Celebrating independence funding education for the future
Maygan Fuentes, 34, of Victoria, said Saturday was the first time she and her family attended the Dieciseis de Septiembre fiesta.
"Basically, we came to try the food," Fuentes said. "The food is great and the music is good."
Tejano rhythms floated across the fairgrounds where vendors from across Texas sold clothes, jewelry and homemade crafts.
The Miss Zaragoza court made an appearance to kick off the day also filled with dancing, games and cooking contests.
John Mendoza, 53, of Goliad, led the "Reel 'em in Cats" in the menudo cooking contest, competing against about nine other chefs.
Mendoza has earned second place twice in the past three years he has participated.
Mendoza prepares menudo for his family around Christmastime using a recipe he learned from his mother.
"I think the best thing out here is to have fun, that is what I shoot for," Mendoza said. "It's all for the kids and to raise money for the scholarships."
Dieciseis de Septiembre celebrates Mexico's independence from Spain.
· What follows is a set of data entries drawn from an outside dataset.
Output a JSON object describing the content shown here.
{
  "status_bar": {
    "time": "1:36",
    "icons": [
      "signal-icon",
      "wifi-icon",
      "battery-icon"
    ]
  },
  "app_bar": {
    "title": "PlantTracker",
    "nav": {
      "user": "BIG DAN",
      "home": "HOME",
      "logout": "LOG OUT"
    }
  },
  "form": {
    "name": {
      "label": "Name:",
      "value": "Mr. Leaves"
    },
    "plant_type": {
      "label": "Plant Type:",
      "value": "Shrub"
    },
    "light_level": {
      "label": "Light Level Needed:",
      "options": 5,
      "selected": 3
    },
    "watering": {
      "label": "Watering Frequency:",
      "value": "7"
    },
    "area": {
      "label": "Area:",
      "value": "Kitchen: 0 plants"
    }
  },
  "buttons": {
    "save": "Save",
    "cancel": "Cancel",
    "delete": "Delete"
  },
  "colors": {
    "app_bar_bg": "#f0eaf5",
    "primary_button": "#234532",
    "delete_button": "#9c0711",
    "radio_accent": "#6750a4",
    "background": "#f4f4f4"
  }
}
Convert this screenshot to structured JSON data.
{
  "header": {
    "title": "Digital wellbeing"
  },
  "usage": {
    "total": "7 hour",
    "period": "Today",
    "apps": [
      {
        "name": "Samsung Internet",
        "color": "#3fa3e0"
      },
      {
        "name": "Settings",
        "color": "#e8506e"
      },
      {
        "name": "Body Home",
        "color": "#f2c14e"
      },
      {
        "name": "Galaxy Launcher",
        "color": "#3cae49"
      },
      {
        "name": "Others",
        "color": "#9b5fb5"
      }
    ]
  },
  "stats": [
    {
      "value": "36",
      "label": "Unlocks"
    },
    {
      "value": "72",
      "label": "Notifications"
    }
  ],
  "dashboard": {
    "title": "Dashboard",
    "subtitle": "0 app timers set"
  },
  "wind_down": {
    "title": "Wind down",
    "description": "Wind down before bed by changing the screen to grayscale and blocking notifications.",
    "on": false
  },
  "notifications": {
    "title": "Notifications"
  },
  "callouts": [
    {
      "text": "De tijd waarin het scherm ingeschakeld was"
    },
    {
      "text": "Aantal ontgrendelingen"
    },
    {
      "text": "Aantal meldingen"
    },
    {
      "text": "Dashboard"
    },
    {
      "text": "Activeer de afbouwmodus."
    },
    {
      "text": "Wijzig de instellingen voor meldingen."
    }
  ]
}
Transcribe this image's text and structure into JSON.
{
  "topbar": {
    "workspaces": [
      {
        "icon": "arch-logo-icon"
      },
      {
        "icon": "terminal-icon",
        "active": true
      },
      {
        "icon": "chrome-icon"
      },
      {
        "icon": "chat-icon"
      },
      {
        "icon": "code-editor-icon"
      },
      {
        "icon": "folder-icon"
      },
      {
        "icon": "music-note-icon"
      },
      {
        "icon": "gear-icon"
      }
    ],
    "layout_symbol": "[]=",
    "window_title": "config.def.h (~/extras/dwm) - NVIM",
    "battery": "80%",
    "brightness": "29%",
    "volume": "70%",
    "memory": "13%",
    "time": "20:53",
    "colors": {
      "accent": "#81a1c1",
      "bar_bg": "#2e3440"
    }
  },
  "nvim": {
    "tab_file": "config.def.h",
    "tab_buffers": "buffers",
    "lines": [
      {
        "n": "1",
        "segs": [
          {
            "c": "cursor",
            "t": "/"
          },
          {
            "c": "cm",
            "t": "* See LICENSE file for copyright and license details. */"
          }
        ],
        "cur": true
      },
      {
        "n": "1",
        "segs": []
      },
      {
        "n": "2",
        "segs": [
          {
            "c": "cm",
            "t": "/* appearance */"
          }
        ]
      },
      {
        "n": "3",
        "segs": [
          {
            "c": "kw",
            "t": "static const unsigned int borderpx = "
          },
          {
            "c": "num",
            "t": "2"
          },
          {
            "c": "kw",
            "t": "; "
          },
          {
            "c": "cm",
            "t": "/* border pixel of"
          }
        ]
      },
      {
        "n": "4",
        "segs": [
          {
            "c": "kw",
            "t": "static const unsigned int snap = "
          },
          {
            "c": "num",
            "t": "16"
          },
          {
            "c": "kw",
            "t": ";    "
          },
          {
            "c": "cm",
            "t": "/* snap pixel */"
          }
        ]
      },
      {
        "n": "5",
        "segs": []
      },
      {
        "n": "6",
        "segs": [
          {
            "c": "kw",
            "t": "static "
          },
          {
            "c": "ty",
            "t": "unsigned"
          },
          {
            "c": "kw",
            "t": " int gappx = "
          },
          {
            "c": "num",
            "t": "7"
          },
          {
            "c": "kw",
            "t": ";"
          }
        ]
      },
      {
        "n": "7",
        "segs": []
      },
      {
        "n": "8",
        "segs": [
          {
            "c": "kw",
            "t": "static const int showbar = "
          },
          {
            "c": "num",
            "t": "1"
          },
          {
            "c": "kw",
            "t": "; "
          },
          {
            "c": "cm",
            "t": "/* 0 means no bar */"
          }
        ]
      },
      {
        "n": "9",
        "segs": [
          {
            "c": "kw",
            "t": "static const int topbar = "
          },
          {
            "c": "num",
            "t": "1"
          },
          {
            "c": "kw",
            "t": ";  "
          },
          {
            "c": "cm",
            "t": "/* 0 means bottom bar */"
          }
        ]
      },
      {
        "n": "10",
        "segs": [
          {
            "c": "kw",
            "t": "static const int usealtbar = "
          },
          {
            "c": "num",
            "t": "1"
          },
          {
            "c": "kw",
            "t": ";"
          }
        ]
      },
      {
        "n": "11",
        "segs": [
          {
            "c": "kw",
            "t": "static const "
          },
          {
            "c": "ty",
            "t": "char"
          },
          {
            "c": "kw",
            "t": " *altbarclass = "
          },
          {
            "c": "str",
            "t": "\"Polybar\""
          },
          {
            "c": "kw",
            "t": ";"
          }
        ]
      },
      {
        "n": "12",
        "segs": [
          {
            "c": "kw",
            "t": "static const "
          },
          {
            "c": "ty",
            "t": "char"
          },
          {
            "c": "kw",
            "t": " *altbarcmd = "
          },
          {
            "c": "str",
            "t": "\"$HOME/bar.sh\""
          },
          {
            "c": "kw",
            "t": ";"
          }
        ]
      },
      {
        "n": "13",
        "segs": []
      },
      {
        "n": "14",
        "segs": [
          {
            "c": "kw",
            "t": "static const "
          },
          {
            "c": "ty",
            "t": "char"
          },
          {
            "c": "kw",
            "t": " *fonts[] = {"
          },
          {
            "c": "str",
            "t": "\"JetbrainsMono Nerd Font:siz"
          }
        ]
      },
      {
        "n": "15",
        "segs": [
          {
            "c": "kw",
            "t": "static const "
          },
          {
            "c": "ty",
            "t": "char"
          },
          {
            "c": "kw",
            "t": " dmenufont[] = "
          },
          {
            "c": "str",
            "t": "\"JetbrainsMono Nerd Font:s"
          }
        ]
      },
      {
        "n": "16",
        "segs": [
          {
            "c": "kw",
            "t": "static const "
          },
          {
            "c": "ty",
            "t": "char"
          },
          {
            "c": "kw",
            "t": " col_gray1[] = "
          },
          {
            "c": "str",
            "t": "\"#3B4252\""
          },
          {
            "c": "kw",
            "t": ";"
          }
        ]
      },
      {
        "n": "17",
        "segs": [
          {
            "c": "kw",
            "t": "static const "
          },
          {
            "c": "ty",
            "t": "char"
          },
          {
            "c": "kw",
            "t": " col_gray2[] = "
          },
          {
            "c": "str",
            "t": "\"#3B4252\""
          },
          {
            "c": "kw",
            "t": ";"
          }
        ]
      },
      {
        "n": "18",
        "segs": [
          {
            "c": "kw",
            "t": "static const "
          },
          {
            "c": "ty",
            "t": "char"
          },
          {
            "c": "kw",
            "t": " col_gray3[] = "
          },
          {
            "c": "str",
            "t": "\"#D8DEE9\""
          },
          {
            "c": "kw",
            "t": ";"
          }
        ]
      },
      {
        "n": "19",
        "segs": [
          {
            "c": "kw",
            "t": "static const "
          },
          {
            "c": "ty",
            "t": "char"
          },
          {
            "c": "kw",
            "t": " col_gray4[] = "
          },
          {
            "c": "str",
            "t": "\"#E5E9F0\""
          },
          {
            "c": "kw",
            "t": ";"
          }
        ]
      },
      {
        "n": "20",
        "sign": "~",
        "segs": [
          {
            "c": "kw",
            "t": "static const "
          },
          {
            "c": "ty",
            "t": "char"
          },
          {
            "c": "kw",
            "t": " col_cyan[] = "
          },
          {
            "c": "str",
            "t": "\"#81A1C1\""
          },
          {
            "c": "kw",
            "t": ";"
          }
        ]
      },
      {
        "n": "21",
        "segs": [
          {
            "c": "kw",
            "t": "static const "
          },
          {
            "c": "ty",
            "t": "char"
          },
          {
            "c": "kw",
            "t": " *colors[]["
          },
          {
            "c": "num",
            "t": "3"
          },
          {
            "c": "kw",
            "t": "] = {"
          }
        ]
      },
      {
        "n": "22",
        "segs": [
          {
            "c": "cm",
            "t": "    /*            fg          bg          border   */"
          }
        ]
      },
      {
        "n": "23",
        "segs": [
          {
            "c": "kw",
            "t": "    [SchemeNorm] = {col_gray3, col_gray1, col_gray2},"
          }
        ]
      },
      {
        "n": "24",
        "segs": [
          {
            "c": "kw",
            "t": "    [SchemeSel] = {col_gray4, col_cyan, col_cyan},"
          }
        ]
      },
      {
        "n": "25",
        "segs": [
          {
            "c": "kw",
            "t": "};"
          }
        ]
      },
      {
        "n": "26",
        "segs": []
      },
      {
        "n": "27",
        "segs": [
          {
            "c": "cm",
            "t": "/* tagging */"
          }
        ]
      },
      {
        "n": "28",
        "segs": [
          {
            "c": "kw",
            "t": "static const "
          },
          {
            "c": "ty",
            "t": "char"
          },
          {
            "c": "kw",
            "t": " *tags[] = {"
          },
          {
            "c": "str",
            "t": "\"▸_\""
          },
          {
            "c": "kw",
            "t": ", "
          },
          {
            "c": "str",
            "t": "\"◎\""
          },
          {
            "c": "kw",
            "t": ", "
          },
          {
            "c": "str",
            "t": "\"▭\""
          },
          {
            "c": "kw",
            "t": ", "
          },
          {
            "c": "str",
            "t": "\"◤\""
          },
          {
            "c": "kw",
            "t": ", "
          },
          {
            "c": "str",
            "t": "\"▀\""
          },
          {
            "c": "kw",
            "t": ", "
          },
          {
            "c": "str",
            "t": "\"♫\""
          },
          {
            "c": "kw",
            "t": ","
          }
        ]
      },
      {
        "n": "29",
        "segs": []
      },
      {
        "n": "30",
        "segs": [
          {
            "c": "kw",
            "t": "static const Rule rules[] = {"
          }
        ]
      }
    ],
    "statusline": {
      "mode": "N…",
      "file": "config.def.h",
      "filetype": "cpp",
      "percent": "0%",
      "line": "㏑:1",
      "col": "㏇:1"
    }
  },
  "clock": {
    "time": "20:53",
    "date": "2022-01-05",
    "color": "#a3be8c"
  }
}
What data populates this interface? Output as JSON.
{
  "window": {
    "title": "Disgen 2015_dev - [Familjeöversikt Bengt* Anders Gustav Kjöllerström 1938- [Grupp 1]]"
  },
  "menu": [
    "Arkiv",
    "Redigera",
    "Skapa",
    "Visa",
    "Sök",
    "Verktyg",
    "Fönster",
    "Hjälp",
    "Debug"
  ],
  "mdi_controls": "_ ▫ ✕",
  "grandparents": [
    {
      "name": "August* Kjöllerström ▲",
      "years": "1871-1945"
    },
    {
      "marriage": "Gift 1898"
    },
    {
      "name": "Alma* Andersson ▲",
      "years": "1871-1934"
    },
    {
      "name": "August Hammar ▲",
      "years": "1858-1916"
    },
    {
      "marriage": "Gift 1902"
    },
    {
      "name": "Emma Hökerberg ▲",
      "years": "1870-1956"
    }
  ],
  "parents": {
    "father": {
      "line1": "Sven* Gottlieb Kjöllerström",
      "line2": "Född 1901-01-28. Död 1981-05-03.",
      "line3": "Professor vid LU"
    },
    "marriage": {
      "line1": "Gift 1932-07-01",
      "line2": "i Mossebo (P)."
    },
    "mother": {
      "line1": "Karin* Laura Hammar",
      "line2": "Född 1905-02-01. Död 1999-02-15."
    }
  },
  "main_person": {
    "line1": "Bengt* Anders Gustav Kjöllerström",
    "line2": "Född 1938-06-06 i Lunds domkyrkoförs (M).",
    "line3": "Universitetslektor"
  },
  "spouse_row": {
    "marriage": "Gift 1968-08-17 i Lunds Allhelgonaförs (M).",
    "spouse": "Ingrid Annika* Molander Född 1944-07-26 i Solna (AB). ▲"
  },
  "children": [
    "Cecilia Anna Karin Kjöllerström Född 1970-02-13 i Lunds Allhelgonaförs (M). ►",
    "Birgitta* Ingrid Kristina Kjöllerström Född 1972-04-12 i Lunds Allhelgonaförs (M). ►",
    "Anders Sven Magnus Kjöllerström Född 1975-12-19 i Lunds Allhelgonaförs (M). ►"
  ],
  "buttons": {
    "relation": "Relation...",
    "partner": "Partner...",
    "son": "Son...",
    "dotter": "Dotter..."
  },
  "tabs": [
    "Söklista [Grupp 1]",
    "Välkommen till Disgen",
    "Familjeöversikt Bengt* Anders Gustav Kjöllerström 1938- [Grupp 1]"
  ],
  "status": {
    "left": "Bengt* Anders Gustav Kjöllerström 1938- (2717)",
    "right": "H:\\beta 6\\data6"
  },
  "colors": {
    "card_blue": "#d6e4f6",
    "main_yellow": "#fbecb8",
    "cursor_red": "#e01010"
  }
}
The community event Saturday was hosted by the General Zaragoza Society.
Event coordinator Hernan Jaso, 67, of Goliad, said the Dieciseis de Septiembre holiday is special to Goliad residents because Father Hidalgo, for whom Goliad was named, was credited with gaining independence from Spain in 1821.
"He raised the banner of the blessed Mother and said we need to stop the slave labor by the Spaniards," Jaso said.
The fiesta's proceeds will go toward the General Zaragoza Society's scholarship funds.
Jaso said the vision of the General Zaragoza Society is to aid in the education of local youths so they are able to become professionals.
"The General Zaragoza Society is strong minded toward education," Jaso said. "The future of our country is in the findings of tomorrow and we need to prepare by educating our young people."